Make sure the link is a download link. You can convert your link to a download link by making minor tweaks to the URL itself. Use ChatGPT for assistance.

In [None]:
try:
    payload_push = {
        "datalake_id": datalake_id,  # Specify the target DataLake
        "document_type": "url",    # Document type can be 'url', 'text', etc.
        "document_data": "https://plotch.ai/upload/plotch.pdf"  # URL of the document to push
    }

    # https://drive.google.com/uc?export=download&id=1cOYyJ5RuTjLph6Hjx_tAhGN_xH74tBtr

    # Push the document to the DataLake
    data_push = data_lake.push(payload_push)
    print("Response from push:", data_push)

    # Extract the document_id from the response, which will be used for retrieval
    if "document_id" in data_push:
        document_id = data_push["document_id"]
        print("Document ID:", document_id)
    else:
        print("Error: 'document_id' not found in the response.")

except Exception as e:
    print("Error pushing document:", str(e))

The document_id uniquely identifies the pushed document and links it to the DataLake

#### **Step 6: Fetch the Document in Chunks**
Define the payload to fetch the document in chunked format

In [None]:
payload_fetch = {
    "document_id": document_id,  # Specify the document to fetch
    "datalake_id": datalake_id,  # Specify the DataLake where the document resides
    "fetch_format": "chunk",   # Fetching in chunks allows partial retrieval for large files
    "chunk_size": "500"         # Define the size of each chunk (in bytes or characters)
}

try:
    # Fetch the document from the DataLake
    data_fetch = data_lake.fetch(payload_fetch)
    print("Document Fetched Successfully:\n", data_fetch)
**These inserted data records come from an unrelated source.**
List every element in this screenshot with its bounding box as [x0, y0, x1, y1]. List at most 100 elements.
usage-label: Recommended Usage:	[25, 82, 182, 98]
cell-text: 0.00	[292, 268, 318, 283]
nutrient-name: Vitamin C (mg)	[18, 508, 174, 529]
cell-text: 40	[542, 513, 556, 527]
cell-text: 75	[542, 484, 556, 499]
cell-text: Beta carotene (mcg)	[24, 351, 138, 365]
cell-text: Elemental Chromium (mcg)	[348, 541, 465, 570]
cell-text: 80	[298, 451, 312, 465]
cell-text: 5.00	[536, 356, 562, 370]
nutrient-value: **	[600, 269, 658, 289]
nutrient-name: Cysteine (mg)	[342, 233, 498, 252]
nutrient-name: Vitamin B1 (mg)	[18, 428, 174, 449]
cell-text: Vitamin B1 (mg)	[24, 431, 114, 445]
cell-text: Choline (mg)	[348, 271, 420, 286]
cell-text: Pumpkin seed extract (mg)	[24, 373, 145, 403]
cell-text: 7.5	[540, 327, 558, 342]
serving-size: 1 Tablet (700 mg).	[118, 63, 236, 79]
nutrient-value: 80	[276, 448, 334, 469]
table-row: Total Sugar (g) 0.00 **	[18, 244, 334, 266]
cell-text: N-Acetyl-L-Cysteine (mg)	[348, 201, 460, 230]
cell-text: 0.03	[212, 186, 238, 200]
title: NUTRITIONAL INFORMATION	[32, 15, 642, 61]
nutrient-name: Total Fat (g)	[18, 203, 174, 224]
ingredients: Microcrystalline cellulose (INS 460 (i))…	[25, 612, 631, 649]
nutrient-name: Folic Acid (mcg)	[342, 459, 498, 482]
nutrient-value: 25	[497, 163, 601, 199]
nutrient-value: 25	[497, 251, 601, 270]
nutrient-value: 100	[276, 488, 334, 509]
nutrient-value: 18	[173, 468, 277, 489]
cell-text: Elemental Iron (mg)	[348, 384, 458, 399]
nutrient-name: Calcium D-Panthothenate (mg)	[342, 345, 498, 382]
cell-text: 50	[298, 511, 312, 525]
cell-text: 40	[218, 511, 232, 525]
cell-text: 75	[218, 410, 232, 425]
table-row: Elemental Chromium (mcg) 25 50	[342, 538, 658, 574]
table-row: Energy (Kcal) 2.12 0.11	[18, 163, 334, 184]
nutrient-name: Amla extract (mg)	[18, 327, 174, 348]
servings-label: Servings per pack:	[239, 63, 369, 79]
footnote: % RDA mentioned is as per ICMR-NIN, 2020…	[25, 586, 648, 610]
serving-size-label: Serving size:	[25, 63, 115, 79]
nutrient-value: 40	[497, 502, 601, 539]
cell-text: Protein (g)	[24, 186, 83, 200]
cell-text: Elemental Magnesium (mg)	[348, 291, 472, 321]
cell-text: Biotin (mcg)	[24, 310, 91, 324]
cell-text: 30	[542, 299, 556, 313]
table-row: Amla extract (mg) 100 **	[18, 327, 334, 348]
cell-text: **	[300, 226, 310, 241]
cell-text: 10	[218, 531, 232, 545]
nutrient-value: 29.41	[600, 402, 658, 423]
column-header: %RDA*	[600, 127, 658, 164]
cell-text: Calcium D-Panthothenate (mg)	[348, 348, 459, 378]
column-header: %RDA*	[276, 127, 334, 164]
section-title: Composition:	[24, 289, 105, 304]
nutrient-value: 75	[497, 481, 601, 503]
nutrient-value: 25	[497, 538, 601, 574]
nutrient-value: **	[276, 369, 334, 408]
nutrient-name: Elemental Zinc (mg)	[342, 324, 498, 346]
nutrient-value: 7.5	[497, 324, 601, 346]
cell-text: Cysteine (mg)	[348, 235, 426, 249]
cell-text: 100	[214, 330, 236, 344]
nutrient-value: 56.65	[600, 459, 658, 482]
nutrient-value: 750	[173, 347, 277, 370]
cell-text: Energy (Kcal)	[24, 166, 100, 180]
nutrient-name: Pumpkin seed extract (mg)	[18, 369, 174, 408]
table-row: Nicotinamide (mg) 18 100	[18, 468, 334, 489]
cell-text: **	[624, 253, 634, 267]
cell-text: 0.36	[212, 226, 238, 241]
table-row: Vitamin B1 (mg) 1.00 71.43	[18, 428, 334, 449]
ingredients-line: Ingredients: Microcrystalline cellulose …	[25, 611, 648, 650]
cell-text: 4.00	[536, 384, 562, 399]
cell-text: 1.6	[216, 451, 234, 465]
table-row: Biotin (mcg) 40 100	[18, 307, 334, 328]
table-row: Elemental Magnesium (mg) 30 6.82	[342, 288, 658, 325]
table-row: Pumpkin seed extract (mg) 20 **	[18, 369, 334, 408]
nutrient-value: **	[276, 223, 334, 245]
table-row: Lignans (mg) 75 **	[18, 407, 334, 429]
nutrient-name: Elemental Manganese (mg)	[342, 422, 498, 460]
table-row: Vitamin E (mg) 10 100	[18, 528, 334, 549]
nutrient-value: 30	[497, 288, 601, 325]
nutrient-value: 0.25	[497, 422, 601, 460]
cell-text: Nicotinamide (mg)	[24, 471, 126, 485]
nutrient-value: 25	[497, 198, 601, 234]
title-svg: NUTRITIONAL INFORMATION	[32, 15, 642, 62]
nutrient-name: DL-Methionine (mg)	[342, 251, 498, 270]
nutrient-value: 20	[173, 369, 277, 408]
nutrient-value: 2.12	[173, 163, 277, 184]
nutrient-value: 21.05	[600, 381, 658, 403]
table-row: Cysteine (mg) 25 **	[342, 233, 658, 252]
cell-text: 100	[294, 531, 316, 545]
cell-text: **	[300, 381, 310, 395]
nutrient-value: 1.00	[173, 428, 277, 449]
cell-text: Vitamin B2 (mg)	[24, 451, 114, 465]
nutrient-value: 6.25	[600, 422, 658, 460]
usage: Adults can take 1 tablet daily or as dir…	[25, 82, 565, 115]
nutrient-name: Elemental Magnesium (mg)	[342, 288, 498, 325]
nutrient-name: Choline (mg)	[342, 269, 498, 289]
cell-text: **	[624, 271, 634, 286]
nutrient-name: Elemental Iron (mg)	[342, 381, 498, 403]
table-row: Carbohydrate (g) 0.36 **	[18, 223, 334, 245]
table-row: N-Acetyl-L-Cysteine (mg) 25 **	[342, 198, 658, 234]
    # When fetching in chunks, the document is divided into manageable pieces for processing
except Exception as e:
    print("Error fetching document:", str(e))

#### **Step 7: Display the Fetched Data**
Iterate over and display chunks of the fetched document for easy readability

In [None]:
try:
    document_chunks = data_fetch.get("document_data", [])  # Retrieve document data in chunks
    for idx, chunk in enumerate(document_chunks):
        print(f"Chunk {idx + 1}:")
        print(chunk)  # Display each chunk of the document
        print("-" * 50)  # Separator for clarity

    # Chunked fetching is especially useful for large documents, as it prevents memory overload
except Exception as e:
    print("Error processing fetched data:", str(e))

Question: Why we are fetching in Chunks
1. Improved Performance
2. Customizable Fetching
3. Avoiding Memory Overload
4. Partial Data Processing

# Also, LLMs have a certain token limit, so we cannot exceed it.